A woman's tragedy about the power of illusion
and the illusion of power
Liu Sola's Fantasy of the Red Queen – part fragmented dreamscape, part nightmarish parable – offers a personal perspective on collective thinking and revolutionary life in modern China.
In this avant-garde theatrical fable, jointly interpreted by Germany's Ensemble Modern and the Liu Sola & Friends Ensemble, traditional Peking opera, revolutionary songs and 1930s Shanghai pop are brought together in Brecht / Weill-like dance numbers seasoned with modern-day Mandopop, blues and hip-hop. All these elements are woven into the story of the trenchcoat-clad Red Queen (played by Liu), whose name is never revealed. Ensemble musicians appear in full view, participating in the action – dancing, speaking, marching – in the style of a postmodern, multi-tasking Greek chorus. The subplot of a moneygrubbing nurse, who looks after the Red Queen and is carrying on an illicit affair, sheds further light on the illusions and desires of women then and now.
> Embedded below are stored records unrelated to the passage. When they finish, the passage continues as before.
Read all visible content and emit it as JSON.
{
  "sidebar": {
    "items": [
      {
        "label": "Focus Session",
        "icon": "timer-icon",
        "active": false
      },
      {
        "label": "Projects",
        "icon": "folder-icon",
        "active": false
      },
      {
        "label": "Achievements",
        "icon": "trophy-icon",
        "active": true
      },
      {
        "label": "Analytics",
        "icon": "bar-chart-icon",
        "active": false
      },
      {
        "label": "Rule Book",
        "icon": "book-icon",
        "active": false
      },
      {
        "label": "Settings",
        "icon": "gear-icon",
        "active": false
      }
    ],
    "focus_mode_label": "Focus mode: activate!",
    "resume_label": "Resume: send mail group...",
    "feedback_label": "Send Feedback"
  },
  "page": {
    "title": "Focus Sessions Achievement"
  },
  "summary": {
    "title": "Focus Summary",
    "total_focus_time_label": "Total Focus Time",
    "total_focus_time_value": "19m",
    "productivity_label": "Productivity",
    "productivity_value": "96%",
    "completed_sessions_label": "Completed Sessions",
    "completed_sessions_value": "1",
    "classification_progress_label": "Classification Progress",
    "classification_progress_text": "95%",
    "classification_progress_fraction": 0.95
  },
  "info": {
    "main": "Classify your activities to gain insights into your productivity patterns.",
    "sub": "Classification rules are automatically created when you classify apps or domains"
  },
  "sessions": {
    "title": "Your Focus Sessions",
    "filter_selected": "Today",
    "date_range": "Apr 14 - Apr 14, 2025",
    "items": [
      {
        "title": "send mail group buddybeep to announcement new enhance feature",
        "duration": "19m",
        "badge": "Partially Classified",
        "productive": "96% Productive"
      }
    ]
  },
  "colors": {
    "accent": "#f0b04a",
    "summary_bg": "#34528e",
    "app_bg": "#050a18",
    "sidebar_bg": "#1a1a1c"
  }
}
In 2006, the world première of Fantasy of the Red Queen formed one of the highlights of Berlin's House of World Cultures China Festival. An impressionistic character study of an ingénue climbing up her contemporary tower of Babel, we stare straight into naked ambition, witnessing how it eventually leads to self-absorption and madness. With beguiling video art punctuating and accentuating the sparse action on stage, revolutionary chinoiserie becomes a chameleon transcending time and place.